A plan not wholly without charm. It was a heavenly day; to spend it in delicious idleness on that wide sweep of sunshiny sand would be a rest for the next day's fatigue. Besides, consolatory thought! there would be no temptation to put on miners' clothes, and go dangling in a basket down to the heart of the earth, as the Princess of Wales was reported to have done. The pursuit of knowledge may be delightful, but some of us owned to a secret preference for terra firma and the upper air. We resolved to face opprobrium, and declare boldly we had "no time" (needless to add no inclination) to go and see Botallack Mine. The Gurnard's Head cost us a pang to miss; but then we should catch a second view of the Land's End. Yes, we would go to Whitesand Bay.
It was a far shorter journey in sunshine than in rain, even though we made various divergencies for blackberries and other pleasures. Never had the sky looked bluer or the sea brighter, and much we wished that we could have wandered on in dreamy peace, day after day, or even gone through England, gipsy-fashion, in a house upon wheels, which always seemed to me the very ideal of travelling.

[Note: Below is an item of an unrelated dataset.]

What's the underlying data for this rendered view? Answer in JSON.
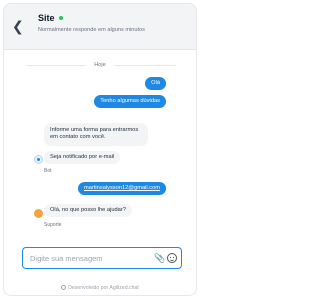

We reached Sennen only too soon. Pretty little Sennen, with its ancient church and its new school house, where the civil schoolmaster gave me some ink to write a post-card for those to whom even the post-mark "Sennen" would have a touching interest, and where the boys and girls, released for dinner, were running about. Board school pupils, no doubt, weighted with an amount of learning which would have been appalling to their grandfathers and grandmothers, the simple parishioners of the "fine young fellow" half a century ago. As we passed through the village with its pretty cottages and "Lodgings to Let," we could not help thinking what a delightful holiday resort this would be for a large small family, who could be turned out as we were when the carriage could no farther go, on the wide sweep of green common, gradually melting into silvery sand, so fine and soft that it was almost a pleasure to tumble down the slopes, and get up again, shaking yourself like a dog, without any sense of dirt or discomfort. What a paradise for children, who might burrow like rabbits and wriggle about like sand-eels, and never come to any harm!
Without thought of any danger, we began selecting our bathing-place, shallow enough, with long strips of wet shimmering sand to be crossed before reaching even the tiniest waves; when one of us, the cautious one, appealed to an old woman, the only human being in sight.
"Bathe?" she said. "Folks ne'er bathe here. 'Tain't safe."
"Why not? Quicksands?"
She nodded her head. Whether she understood us or not, or whether we quite understood her, I am not sure, and should be sorry to libel such a splendid bathing ground—apparently. But maternal wisdom interposed, and the girls yielded. When, half an hour afterwards, we saw a solitary figure moving on a distant ledge of rock, and a black dot, doubtless a human head, swimming or bobbing about in the sea beneath—maternal wisdom was reproached as arrant cowardice. But the sand was delicious, the sea-wind so fresh, and the sea so bright, that disappointment could not last. We made an encampment of our various impedimenta, stretched ourselves out, and began the search for shells, in which every arm's-length involved a mine of wealth and beauty.
Never except at one place, on the estuary of the Mersey, have I seen a beach made up of shells so lovely in colour and shape; very minute; some being no bigger than a grain of rice or a pin's head. The collecting of them was a fascination. We forgot all the historical interests that ought to have moved us, saw neither Athelstan, King Stephen, King John, nor Perkin Warbeck, each of whom is said to have landed here—what were they to a tiny shell, like that moralised over by Tennyson in "Maud"—"small, but a work divine"? I think infinite greatness sometimes touches one less than infinite littleness—the exceeding tenderness of Nature, or the Spirit which is behind Nature, who can fashion with equal perfectness a starry hemisphere and a glow-worm; an ocean and a little pink shell. The only imperfection in creation seems—oh, strange mystery!—to be man. Why?